Thornton Wilder wrote a play about that which he called “Our Town.” It is the story about Emily who lived in Grover’s Corners until she dies in her early twenties. Then she wants to go back and revisit her earthly life. After much discussion with her heavenly neighbors who warn her that she will be terribly disappointed, she is granted permission to re-live any twenty-four hour period that she chooses. So she goes back to Grover’s Corners for her twelfth birthday.
She is amazed most of all at the dullness of her family and friends. There they are with so many wonderful things to see and do and experience, but they seem to be lost in a maze of the commonplace. She tries in vain to capture the attention of her parents, to make them see the beauty of each moment; but they are too involved in the worries of the day to even see its higher meaning.

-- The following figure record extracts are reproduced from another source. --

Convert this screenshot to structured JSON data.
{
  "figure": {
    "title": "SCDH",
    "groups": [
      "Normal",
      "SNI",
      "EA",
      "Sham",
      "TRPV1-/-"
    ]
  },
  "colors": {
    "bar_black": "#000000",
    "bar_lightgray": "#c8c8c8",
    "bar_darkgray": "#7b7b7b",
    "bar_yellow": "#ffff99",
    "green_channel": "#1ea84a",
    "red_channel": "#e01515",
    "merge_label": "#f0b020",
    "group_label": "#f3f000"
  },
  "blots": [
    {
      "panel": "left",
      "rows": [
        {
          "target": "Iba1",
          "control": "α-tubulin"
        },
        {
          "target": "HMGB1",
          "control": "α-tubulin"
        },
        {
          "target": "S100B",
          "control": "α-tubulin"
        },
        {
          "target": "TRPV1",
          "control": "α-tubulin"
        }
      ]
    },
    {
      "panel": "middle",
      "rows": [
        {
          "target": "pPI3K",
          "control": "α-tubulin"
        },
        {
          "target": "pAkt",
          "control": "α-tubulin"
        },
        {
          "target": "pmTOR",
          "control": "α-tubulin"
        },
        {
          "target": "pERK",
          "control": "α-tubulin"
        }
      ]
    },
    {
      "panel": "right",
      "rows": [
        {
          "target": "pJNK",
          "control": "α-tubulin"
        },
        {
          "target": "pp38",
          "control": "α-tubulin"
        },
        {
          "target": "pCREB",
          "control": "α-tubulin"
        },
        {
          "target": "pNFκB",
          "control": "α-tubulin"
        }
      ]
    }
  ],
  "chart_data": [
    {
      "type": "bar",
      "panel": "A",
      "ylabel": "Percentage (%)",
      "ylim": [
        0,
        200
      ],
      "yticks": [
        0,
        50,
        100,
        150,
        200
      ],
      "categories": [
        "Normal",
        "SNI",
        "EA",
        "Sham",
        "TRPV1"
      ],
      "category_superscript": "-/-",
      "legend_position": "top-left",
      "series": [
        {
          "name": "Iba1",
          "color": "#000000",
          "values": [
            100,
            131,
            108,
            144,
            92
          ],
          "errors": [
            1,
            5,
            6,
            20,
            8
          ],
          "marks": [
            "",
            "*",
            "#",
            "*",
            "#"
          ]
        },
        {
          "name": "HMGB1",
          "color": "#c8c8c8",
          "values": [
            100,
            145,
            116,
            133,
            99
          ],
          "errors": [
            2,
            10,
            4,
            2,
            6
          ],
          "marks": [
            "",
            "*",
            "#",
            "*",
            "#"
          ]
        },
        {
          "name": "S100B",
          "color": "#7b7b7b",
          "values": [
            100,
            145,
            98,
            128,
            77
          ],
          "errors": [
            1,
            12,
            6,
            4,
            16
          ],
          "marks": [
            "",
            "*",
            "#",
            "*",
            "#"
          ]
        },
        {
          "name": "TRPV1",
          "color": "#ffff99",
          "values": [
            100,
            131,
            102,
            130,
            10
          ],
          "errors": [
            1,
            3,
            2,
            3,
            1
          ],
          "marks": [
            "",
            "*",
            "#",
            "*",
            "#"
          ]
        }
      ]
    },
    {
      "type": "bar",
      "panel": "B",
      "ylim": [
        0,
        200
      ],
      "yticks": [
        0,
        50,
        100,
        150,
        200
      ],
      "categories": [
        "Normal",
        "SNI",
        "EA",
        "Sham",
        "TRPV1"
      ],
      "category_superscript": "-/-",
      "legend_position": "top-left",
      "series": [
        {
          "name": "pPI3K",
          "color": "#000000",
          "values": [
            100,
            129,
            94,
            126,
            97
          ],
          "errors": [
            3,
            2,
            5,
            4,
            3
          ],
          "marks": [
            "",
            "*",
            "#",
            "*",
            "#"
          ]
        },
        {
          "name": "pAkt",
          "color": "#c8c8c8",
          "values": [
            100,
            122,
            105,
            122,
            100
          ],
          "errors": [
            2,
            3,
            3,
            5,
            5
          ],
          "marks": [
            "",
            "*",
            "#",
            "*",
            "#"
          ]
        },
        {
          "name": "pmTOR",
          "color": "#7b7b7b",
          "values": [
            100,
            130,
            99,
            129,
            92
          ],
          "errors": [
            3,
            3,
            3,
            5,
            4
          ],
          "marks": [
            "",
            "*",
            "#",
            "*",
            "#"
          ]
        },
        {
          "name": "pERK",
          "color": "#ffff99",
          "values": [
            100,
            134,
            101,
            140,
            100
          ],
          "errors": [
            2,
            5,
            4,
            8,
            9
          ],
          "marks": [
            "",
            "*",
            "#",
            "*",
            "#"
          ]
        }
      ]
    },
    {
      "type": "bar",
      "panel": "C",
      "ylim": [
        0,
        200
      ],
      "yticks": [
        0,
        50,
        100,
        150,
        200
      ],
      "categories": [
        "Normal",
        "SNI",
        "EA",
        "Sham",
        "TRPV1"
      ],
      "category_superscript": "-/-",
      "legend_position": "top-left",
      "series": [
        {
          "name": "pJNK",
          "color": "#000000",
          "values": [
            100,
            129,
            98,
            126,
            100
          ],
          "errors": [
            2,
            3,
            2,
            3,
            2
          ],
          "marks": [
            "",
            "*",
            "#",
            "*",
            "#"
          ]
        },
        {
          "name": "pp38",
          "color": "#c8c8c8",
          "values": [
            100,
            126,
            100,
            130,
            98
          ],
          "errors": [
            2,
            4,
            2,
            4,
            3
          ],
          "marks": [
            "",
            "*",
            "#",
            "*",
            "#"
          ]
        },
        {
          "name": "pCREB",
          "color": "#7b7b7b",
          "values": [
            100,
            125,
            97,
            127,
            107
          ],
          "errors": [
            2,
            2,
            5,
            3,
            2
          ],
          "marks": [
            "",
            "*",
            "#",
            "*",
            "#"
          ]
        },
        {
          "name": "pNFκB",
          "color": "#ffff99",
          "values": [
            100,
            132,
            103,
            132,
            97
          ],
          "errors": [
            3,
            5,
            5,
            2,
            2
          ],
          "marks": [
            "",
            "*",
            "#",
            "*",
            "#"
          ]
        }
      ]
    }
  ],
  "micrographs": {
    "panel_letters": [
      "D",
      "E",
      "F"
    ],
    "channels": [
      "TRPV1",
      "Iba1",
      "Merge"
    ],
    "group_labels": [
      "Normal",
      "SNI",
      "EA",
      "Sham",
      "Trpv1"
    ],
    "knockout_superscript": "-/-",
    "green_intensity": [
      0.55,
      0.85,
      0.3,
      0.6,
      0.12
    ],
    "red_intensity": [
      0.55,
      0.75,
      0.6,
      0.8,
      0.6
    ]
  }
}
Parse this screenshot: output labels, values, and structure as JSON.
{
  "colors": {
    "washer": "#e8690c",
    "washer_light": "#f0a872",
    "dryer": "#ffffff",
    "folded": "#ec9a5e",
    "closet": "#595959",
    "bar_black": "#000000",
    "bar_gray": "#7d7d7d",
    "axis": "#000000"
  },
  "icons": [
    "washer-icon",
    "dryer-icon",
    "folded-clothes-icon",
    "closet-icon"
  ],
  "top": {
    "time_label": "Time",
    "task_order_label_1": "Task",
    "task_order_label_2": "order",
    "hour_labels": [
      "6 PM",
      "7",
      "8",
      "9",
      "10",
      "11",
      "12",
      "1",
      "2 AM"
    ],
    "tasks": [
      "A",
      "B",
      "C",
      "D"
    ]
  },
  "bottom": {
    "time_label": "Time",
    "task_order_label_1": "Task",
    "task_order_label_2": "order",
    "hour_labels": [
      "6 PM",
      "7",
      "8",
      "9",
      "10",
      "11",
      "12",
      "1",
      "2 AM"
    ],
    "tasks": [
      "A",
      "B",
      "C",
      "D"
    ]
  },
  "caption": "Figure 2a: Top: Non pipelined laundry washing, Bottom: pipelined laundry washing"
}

“How blind they are,” she says, “they live in a box.” Then she asks the conductor, “Do any people ever realize life, all of it?” “No”, he answered, “I don’t suppose they do.”
Just the daily demands of living can rob us of our sense of wonder. That, I suppose, is one of the worst things that any adult can ever do. The capacity to wonder is God’s gift to us, and none of us had a right to take it away. We should not do that to anyone; and most of all, we should not do that nor allow the world to do that to ourselves.
In his autobiography, Andrea Gide recalls an experience from his boyhood. It was a warm spring day. He was sitting in class, but all of his thoughts were out of doors. Inevitably, his mind wandered and his eyes drifted toward the open window. Suddenly, he was utterly amazed at what he saw. There on the window sill at that very moment, a caterpillar was becoming a butterfly. He watched with awe as those beautiful wings began to emerge from the casing of the cocoon. Finally, he could contain his excitement no longer and shouted to his teacher and classmates to come see this wonderful thing that was happening.
All of the children gathered around, but the teacher was impatient with this needless disturbance. He rebuked Andrea for his uncontrolled enthusiasm, reminding him that this event really wasn’t marvelous at all. It happened all the time, and everyone except the very simple knew that and paid little or no attention to it.
Gide said something happened to him that day. He was embarrassed and ashamed. His capacity for wonder was badly wounded, and it took a long time for it to heal.
We do not know what lies ahead. There will be hurt and heartaches, pain and problems. But there will also be many marvelous things. May God give us the eyes to find and the heart to experience and see a few of them. The truly wise persons in this world leave the room in their lives for wonder.